While women are conditioned to compete with each other, most of my envy has historically been toward male artists.
Men were in charge of many of the writing spaces, and favored male artists. In progressive circles, they always would have at least one woman on the bill. I guess some women competed with each other to fill that one space, but I just got mad at the sexism of the whole setup.
In my 20s, male writer peers seemed to have every possible advantage. Not only were they favored with preferential treatment in the work, but socially as well. Their ambition made them extremely attractive to female (or male) partners. But my ambition made me “intimidating.” In my 30s, I began to find creative success in spoken word, which only made me “unapproachable,” while my male peers were “husband material.” So while my male counterparts found plenty of long and short term companionship in the writing community, I finally found a partner via CraigsList personals. So I was no longer lonely, but the gender gap continued.
My heterosexual male colleagues had girlfriends who not only accompanied them to their gigs, but would play helpful roles in moving their careers forward. My sweetheart was a lovely but introverted computer geek who ceased accompanying me to readings after our initial courtship, and complained bitterly when I began to travel for out of town performances. Meanwhile, I had male colleagues whose girlfriends dropped their careers and became their full-time managers, traveling along and making the road a home away from home for them.

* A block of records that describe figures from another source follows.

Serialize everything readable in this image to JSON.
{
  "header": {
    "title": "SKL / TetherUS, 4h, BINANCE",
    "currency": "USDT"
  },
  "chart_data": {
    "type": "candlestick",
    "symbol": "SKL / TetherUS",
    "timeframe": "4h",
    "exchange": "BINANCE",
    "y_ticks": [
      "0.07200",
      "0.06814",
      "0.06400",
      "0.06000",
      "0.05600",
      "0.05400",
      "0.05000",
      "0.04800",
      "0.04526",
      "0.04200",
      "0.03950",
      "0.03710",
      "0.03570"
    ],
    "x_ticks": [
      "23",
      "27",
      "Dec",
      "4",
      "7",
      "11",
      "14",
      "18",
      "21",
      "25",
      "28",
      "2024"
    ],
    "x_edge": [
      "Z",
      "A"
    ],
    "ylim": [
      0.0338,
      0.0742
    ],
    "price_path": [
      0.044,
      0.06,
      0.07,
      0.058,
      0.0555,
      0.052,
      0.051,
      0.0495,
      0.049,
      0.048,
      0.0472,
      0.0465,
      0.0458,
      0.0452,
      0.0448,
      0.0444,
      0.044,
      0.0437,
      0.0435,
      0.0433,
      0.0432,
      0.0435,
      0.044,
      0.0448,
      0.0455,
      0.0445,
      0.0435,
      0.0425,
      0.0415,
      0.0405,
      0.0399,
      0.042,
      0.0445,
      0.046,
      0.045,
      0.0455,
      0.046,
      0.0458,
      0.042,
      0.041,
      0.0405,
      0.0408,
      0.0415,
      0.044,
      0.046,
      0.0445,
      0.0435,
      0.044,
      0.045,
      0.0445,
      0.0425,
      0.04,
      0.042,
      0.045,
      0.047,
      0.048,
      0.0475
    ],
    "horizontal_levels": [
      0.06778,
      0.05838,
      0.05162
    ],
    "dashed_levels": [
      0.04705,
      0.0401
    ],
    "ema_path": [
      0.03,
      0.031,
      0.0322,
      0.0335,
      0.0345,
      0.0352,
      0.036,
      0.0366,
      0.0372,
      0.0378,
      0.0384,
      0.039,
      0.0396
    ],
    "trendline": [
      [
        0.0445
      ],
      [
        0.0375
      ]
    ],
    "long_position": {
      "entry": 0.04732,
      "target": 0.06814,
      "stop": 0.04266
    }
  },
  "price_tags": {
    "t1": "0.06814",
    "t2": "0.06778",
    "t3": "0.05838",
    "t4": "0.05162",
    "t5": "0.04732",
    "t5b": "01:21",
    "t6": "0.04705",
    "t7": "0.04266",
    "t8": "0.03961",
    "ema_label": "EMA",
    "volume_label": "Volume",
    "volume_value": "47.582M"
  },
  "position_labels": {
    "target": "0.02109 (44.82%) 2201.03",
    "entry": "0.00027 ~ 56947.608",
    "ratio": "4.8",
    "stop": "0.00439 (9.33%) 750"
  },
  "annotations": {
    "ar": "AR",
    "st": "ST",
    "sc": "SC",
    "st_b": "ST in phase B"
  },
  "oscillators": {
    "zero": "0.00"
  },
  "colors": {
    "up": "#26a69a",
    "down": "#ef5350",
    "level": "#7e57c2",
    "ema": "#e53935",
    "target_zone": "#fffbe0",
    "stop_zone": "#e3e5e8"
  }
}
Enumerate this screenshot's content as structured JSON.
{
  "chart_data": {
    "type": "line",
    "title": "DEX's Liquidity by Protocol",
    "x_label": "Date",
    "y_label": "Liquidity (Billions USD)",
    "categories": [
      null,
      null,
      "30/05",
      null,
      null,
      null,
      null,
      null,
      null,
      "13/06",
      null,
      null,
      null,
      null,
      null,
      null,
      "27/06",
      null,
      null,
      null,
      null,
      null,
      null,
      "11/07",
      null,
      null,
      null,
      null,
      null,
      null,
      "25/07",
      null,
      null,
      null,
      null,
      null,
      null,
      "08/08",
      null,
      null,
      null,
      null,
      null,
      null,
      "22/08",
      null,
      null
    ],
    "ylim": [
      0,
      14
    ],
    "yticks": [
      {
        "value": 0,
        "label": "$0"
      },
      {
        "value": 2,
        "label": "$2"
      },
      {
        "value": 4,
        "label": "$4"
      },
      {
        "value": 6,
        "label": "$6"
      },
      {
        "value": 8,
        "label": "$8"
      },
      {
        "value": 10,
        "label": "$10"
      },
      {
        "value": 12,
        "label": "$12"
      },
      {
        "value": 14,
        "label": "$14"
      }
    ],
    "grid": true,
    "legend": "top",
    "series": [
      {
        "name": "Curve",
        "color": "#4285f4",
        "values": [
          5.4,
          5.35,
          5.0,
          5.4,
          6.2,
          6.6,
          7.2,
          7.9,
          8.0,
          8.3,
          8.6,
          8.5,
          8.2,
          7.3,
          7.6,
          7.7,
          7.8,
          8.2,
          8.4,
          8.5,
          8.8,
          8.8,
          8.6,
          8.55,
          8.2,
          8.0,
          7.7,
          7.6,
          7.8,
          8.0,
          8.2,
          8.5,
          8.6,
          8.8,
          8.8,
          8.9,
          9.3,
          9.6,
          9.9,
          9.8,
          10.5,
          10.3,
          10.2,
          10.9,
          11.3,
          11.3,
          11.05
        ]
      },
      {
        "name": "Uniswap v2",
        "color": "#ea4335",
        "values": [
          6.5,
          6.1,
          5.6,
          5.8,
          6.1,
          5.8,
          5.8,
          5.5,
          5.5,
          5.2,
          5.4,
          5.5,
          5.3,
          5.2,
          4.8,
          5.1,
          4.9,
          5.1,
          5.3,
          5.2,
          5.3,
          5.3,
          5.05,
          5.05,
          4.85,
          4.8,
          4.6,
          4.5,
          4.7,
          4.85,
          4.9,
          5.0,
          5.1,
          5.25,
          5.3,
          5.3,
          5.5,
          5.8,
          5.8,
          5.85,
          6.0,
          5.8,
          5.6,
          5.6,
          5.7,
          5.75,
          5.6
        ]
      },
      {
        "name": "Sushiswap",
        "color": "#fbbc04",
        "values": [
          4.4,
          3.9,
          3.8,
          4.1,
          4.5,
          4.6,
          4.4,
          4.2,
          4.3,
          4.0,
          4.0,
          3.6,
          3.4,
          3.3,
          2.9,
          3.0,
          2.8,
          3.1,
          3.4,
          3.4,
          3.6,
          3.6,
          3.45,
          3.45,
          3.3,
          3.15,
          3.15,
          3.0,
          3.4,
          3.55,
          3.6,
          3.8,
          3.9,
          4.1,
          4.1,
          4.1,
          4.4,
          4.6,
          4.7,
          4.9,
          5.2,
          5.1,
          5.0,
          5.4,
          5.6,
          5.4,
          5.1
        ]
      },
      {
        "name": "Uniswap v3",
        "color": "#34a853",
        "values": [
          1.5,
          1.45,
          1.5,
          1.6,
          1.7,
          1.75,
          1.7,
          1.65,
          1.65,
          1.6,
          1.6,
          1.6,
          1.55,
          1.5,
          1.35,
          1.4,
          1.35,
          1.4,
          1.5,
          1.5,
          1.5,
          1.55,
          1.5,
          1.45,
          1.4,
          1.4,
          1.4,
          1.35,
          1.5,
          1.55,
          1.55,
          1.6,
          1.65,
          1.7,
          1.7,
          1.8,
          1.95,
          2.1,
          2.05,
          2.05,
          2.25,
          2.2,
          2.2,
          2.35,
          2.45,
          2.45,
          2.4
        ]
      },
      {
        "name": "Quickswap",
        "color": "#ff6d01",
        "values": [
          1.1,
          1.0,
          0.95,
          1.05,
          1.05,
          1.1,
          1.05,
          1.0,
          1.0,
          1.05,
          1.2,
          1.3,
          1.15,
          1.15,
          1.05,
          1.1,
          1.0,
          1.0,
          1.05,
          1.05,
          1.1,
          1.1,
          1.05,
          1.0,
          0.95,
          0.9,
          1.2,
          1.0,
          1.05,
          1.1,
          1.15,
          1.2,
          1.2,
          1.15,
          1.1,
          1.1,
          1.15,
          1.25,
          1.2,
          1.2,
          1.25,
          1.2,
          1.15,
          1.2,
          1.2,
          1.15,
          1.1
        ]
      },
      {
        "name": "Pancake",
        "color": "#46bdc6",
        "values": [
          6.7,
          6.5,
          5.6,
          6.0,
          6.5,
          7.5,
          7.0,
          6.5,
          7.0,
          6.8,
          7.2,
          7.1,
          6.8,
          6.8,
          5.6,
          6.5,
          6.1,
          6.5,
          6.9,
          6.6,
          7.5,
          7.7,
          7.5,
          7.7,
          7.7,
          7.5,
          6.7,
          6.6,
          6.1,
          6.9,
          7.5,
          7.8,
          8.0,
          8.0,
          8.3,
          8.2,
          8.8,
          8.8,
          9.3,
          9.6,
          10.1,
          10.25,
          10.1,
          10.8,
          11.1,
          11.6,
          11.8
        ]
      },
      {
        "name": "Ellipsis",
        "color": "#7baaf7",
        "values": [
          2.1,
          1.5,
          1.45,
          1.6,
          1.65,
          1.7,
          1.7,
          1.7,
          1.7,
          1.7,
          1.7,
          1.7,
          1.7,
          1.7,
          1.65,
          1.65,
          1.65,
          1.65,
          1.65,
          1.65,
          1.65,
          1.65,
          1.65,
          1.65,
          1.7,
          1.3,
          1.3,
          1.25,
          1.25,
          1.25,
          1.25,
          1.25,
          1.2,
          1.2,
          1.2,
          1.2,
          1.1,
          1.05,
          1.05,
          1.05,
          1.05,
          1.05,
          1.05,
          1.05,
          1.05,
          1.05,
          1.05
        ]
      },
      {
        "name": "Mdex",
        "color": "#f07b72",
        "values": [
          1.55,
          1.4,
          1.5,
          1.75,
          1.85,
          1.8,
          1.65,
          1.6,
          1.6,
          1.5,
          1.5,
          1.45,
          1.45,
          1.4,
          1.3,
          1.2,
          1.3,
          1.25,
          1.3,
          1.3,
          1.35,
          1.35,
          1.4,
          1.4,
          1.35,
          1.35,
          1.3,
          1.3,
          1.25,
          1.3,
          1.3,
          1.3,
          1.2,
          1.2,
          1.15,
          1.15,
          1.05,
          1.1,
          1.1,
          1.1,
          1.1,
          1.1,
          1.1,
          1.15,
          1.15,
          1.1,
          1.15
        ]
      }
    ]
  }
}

The gender gap followed me into the MFA world. I was bitterly disappointed when a male teacher “didn’t have time” to read three pages of my novel inspired by his class, but had nothing but time to hang out in the bar with a group of male students. You know. Just shooting the breeze…
The gender gap followed me into career-building. Male peers who showed a similar level of promise seemed to have a never-ending array of older male and female mentors who wanted to help ensure their success. The charismatic ones often had legions of women who wanted to bed them, but would settle for being part of the “team,” and eager young fans who looked up to them and were excited to volunteer in any part of their endeavors. Female charisma didn’t translate the same way.
And then the gender gap with parenting seemed to be the final straw. As I approached my 40s, my male peers began to become fathers, with only the slightest hiccup in their touring and productivity. Their female partners got pregnant, gave birth, nursed, changed diapers, and lost their identities, but the men didn’t miss a gig. I know it wasn’t easy on the dads—both parents are affected by the birth of a child, but the moms’ flights were grounded indefinitely while dads’ flights were briefly delayed due to weather. I can’t count the number of women artists I saw who were poised for vibrant careeers, but made their art into a side hobby after having children.
Since becoming a mother, I feel torn. I continue to envy the success of my male peers, but I also love the sweetness and depth of my connection with my kid. I am grateful to have had the full, overwhelming, avalanche experience of motherhood. Even as I lament the slow-down it has caused in my writing trajectory.
As I move toward my publication date, I am grateful for the circles of women I move in: my agent/editor/publicity dream team, The Debutantes, Word of Mouth – Bay Area, Binders, and my community of women writer friends. To be honest, I think this is one of the reasons that I chose women’s fiction. I grew up with a single mom. Women have always been my support, my strength and my salvation. I don’t need male approval for my writing or even actively seek men as consumers for my novel. Women are the biggest book buyers, anyway. If men want to support me, that’s awesome, but it’s not mandatory. I can live without their reviews or even any of their prizes. The sticking point is the disproportionate resources that male writers get. Prizes and reviews mean visibility and sales. Sales means money and money means time. Time. Time is precious as a writermom. So yes, I’m still envious, but by now I’m used to it. It’s just a green haze in the background of my career–like smog–with a glint of bright green every now and then, when I see light reflected off the dollar amount of some male writer’s advance. You blink, but then you get on with it.